Milan Fashion Week Is Back to Its Pre-Pandemic Glory. What’s Changed?

Jaime E. Love

The Gang’s All Back

  • Milan Fashion Week runs from Feb. 22 to 28
  • Gucci and Bottega Veneta are back on the schedule after showing elsewhere for much of the pandemic
  • Bottega Veneta’s Matthieu Blazy and Diesel’s Glenn Martens will stage their first physical shows for Milan Fashion Week

After two-plus years of globetrotting shows, short films, video games and social media hijinks, the rebellion against fashion week appears to be over. The Milan Fashion Week schedule is packed, with Fendi, Prada, Versace and other mainstays joined by Bottega Veneta, Gucci and a handful of other holdouts that used the pandemic’s disruption to experiment with alternative forms to the conventional fashion show. Even Armani, which cancelled its January men’s and couture week shows during the Omicron surge, is returning to Milan this week.

On paper, then, the schedule is back to its former glory. Will the reception be different though? The pandemic accelerated the transition of fashion week from an industry event to a consumer-facing one. Brands care even more about how a show pops on social media than they did before. The shows that produce a viral moment by casting movie stars as models or conceiving a particularly inventive set are the most successful, sometimes independent of the quality of the clothes themselves. As Diesel’s Glenn Martens put it to BoF’s Tim Blanks last summer, the point of physical shows is to bring “a bit of fashion drama.”

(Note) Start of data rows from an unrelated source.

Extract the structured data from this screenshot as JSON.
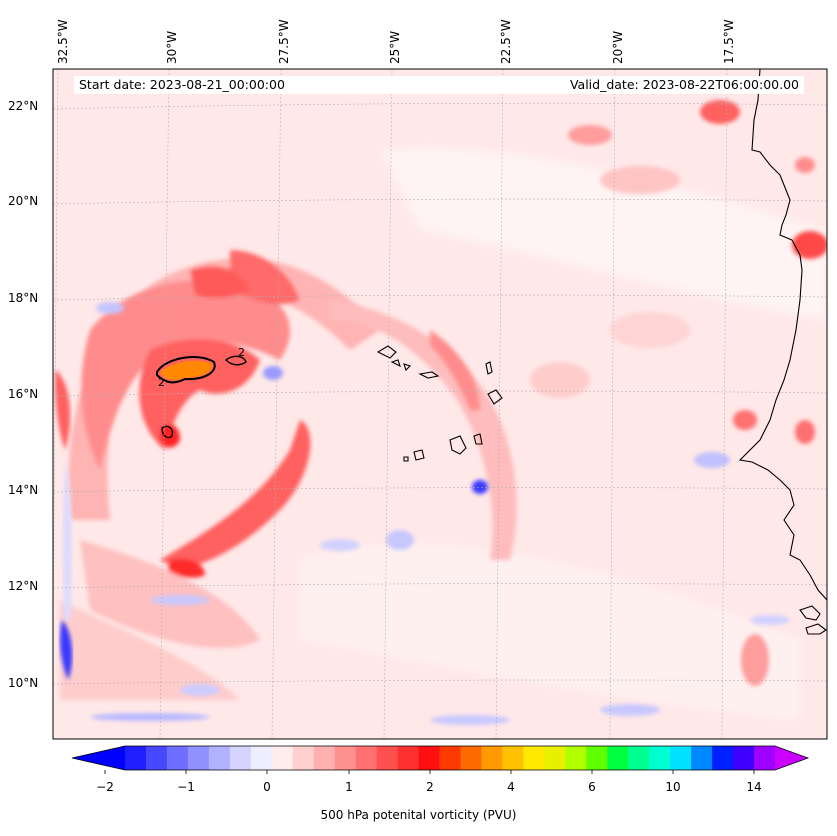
{
  "header": {
    "start_date": "Start date: 2023-08-21_00:00:00",
    "valid_date": "Valid_date: 2023-08-22T06:00:00.00"
  },
  "axes": {
    "lon_labels": [
      "32.5°W",
      "30°W",
      "27.5°W",
      "25°W",
      "22.5°W",
      "20°W",
      "17.5°W"
    ],
    "lat_labels": [
      "22°N",
      "20°N",
      "18°N",
      "16°N",
      "14°N",
      "12°N",
      "10°N"
    ]
  },
  "colorbar": {
    "ticks": [
      "−2",
      "−1",
      "0",
      "1",
      "2",
      "4",
      "6",
      "10",
      "14"
    ],
    "title": "500 hPa potenital vorticity (PVU)",
    "colors": [
      "#2020ff",
      "#4848ff",
      "#6f6fff",
      "#9090ff",
      "#b2b2ff",
      "#d4d4ff",
      "#eeeeff",
      "#ffecec",
      "#ffd0d0",
      "#ffb0b0",
      "#ff9090",
      "#ff7070",
      "#ff5050",
      "#ff3030",
      "#ff1010",
      "#ff3a00",
      "#ff6a00",
      "#ff9a00",
      "#ffc000",
      "#ffe800",
      "#e8f000",
      "#b0ff00",
      "#60ff00",
      "#00ff40",
      "#00ff90",
      "#00ffd0",
      "#00e0ff",
      "#0088ff",
      "#0020ff",
      "#4000ff",
      "#a000ff"
    ],
    "extend_low": "#0000ff",
    "extend_high": "#cc00ff"
  },
  "map": {
    "background": "#ffe8e8",
    "contour_label": "2"
  }
}
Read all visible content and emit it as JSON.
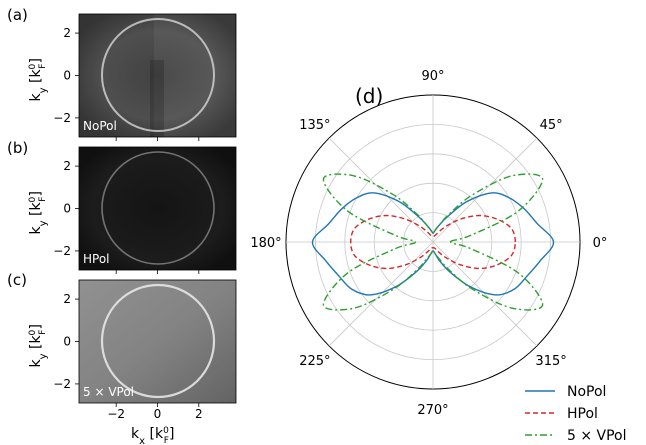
{
  "panels": {
    "a": {
      "tag": "(a)",
      "label": "NoPol",
      "ylabel": "k_y [k_F^0]"
    },
    "b": {
      "tag": "(b)",
      "label": "HPol",
      "ylabel": "k_y [k_F^0]"
    },
    "c": {
      "tag": "(c)",
      "label": "5 × VPol",
      "ylabel": "k_y [k_F^0]"
    },
    "d": {
      "tag": "(d)"
    }
  },
  "image_axes": {
    "y_ticks": [
      "2",
      "0",
      "−2"
    ],
    "x_ticks": [
      "−2",
      "0",
      "2"
    ],
    "xlabel_main": "k",
    "xlabel_sub": "x",
    "unit_open": " [k",
    "unit_sup": "0",
    "unit_sub": "F",
    "unit_close": "]",
    "ylabel_main": "k",
    "ylabel_sub": "y"
  },
  "chart_data": {
    "type": "polar-line",
    "angle_labels": [
      "0°",
      "45°",
      "90°",
      "135°",
      "180°",
      "225°",
      "270°",
      "315°"
    ],
    "radial_gridlines": 4,
    "grid": true,
    "legend_position": "bottom-right",
    "series": [
      {
        "name": "NoPol",
        "color": "#1f77b4",
        "style": "solid",
        "angles_deg": [
          0,
          10,
          20,
          30,
          40,
          50,
          60,
          70,
          80,
          90,
          100,
          110,
          120,
          130,
          140,
          150,
          160,
          170,
          180,
          190,
          200,
          210,
          220,
          230,
          240,
          250,
          260,
          270,
          280,
          290,
          300,
          310,
          320,
          330,
          340,
          350
        ],
        "r": [
          0.82,
          0.72,
          0.66,
          0.6,
          0.52,
          0.36,
          0.2,
          0.12,
          0.08,
          0.06,
          0.08,
          0.12,
          0.2,
          0.36,
          0.52,
          0.6,
          0.66,
          0.72,
          0.82,
          0.74,
          0.68,
          0.64,
          0.56,
          0.4,
          0.24,
          0.14,
          0.08,
          0.06,
          0.08,
          0.14,
          0.24,
          0.4,
          0.56,
          0.64,
          0.68,
          0.74
        ]
      },
      {
        "name": "HPol",
        "color": "#d62728",
        "style": "dashed",
        "angles_deg": [
          0,
          10,
          20,
          30,
          40,
          50,
          60,
          70,
          80,
          90,
          100,
          110,
          120,
          130,
          140,
          150,
          160,
          170,
          180,
          190,
          200,
          210,
          220,
          230,
          240,
          250,
          260,
          270,
          280,
          290,
          300,
          310,
          320,
          330,
          340,
          350
        ],
        "r": [
          0.56,
          0.54,
          0.46,
          0.36,
          0.24,
          0.14,
          0.08,
          0.05,
          0.04,
          0.04,
          0.04,
          0.05,
          0.08,
          0.14,
          0.24,
          0.36,
          0.46,
          0.54,
          0.56,
          0.54,
          0.46,
          0.36,
          0.24,
          0.14,
          0.08,
          0.05,
          0.04,
          0.04,
          0.04,
          0.05,
          0.08,
          0.14,
          0.24,
          0.36,
          0.46,
          0.54
        ]
      },
      {
        "name": "5 × VPol",
        "color": "#2ca02c",
        "style": "dashdot",
        "angles_deg": [
          0,
          10,
          20,
          30,
          40,
          50,
          60,
          70,
          80,
          90,
          100,
          110,
          120,
          130,
          140,
          150,
          160,
          170,
          180,
          190,
          200,
          210,
          220,
          230,
          240,
          250,
          260,
          270,
          280,
          290,
          300,
          310,
          320,
          330,
          340,
          350
        ],
        "r": [
          0.12,
          0.26,
          0.62,
          0.86,
          0.7,
          0.42,
          0.22,
          0.12,
          0.08,
          0.06,
          0.08,
          0.12,
          0.22,
          0.42,
          0.7,
          0.86,
          0.62,
          0.26,
          0.12,
          0.26,
          0.62,
          0.86,
          0.7,
          0.42,
          0.22,
          0.12,
          0.08,
          0.06,
          0.08,
          0.12,
          0.22,
          0.42,
          0.7,
          0.86,
          0.62,
          0.26
        ]
      }
    ]
  }
}
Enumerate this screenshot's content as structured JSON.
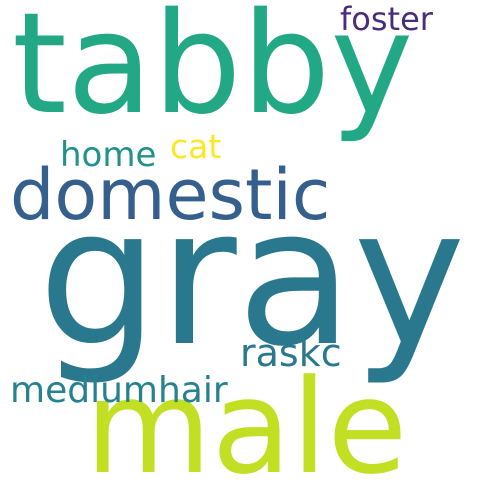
{
  "words": {
    "tabby": {
      "text": "tabby",
      "color": "#22a884"
    },
    "gray": {
      "text": "gray",
      "color": "#2a788e"
    },
    "domestic": {
      "text": "domestic",
      "color": "#355f8d"
    },
    "male": {
      "text": "male",
      "color": "#c2df23"
    },
    "foster": {
      "text": "foster",
      "color": "#472d7b"
    },
    "home": {
      "text": "home",
      "color": "#21918c"
    },
    "cat": {
      "text": "cat",
      "color": "#fde725"
    },
    "raskc": {
      "text": "raskc",
      "color": "#2a788e"
    },
    "mediumhair": {
      "text": "mediumhair",
      "color": "#26828e"
    }
  }
}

The Bottom Line: In New York and London, the narrative at fashion week tends to involve plenty of handwringing about the industry’s future. Not so in Milan, where the biggest brands are riding a collective hot streak. The most-anticipated shows are all about building momentum for another year of record sales, whether it’s Martens’ first Diesel show at Milan Fashion Week, Gucci’s next reinvention, the next chapter in Miuccia Prada and Raf Simons’ partnership or Matthieu Blazy’s debut at Bottega.

Farfetch’s Future

  • Farfetch reports fourth-quarter and full-year results on Feb. 24
  • The online luxury marketplace’s revenue disappointed in the third quarter, raising the stakes for its holiday sales
  • Farfetch recently acquired the beauty retailer Violet Grey and is in talks with Richemont to take a stake in Yoox Net-a-Porter

Luxury sales are booming, but unfortunately for Farfetch, too many shoppers are opting to buy their Bottega bags and Saint Laurent boots in person. The marketplace’s third-quarter results missed expectations, and the company needs a big holiday to prove it has retained all those new customers who started shopping online during the pandemic. Investors are sceptical: Farfetch shares are down more than 50 percent this year, and are closing in on lows not seen since spring 2020. Shopify’s recent earnings miss is ominous for other e-commerce platforms, though Mytheresa’s solid results this past week offer some hope luxury may be at least partially exempt from wider shopping trends.

The Bottom Line: Farfetch is never one to sit still and let itself be buffeted by market forces. It said in January it was acquiring Violet Grey, a deal meant to kickstart a major push into the beauty category. But the real question is over the status of talks with Richemont to take a stake in Net-a-Porter, which would mark a fundamental shift in the luxury e-commerce landscape.

Responsible Supply Chains

  • The Organisation for Economic Co-operation and Development (OECD) will hold a virtual forum on due diligence in garment supply chains from Feb. 21 to 25
  • Disruptions caused by the pandemic have contributed to increased wage theft and worsening working conditions
  • Regulators are more closely scrutinising supply chains, and brands face pressure from consumers to disclose more about how clothes are made

While the pandemic shone a spotlight on bad labour practices in fashion’s supply chain, two years on not much has changed. There’ve been reports of record wage theft, worsening working conditions and mounting risks of modern slavery. At the same time, governments are playing a bigger role in policing supply chains, whether it’s the US ban on importing goods from China’s Xinjiang region or pending legislation in New York, putting a greater spotlight on fashion brands’ manufacturing practices. What fashion can do about those issues will be in focus this week at the OECD’s annual forum on responsible supply chains. The digital event will bring together members of government, business, trade unions and civil society to share learnings and discuss best practices.

The Bottom Line: Regulators are demanding big brands take more responsibility for labour rights abuses in their supply chain and the topic of due diligence is only likely to keep moving up companies’ agendas.

Sarah Kent contributed to this item.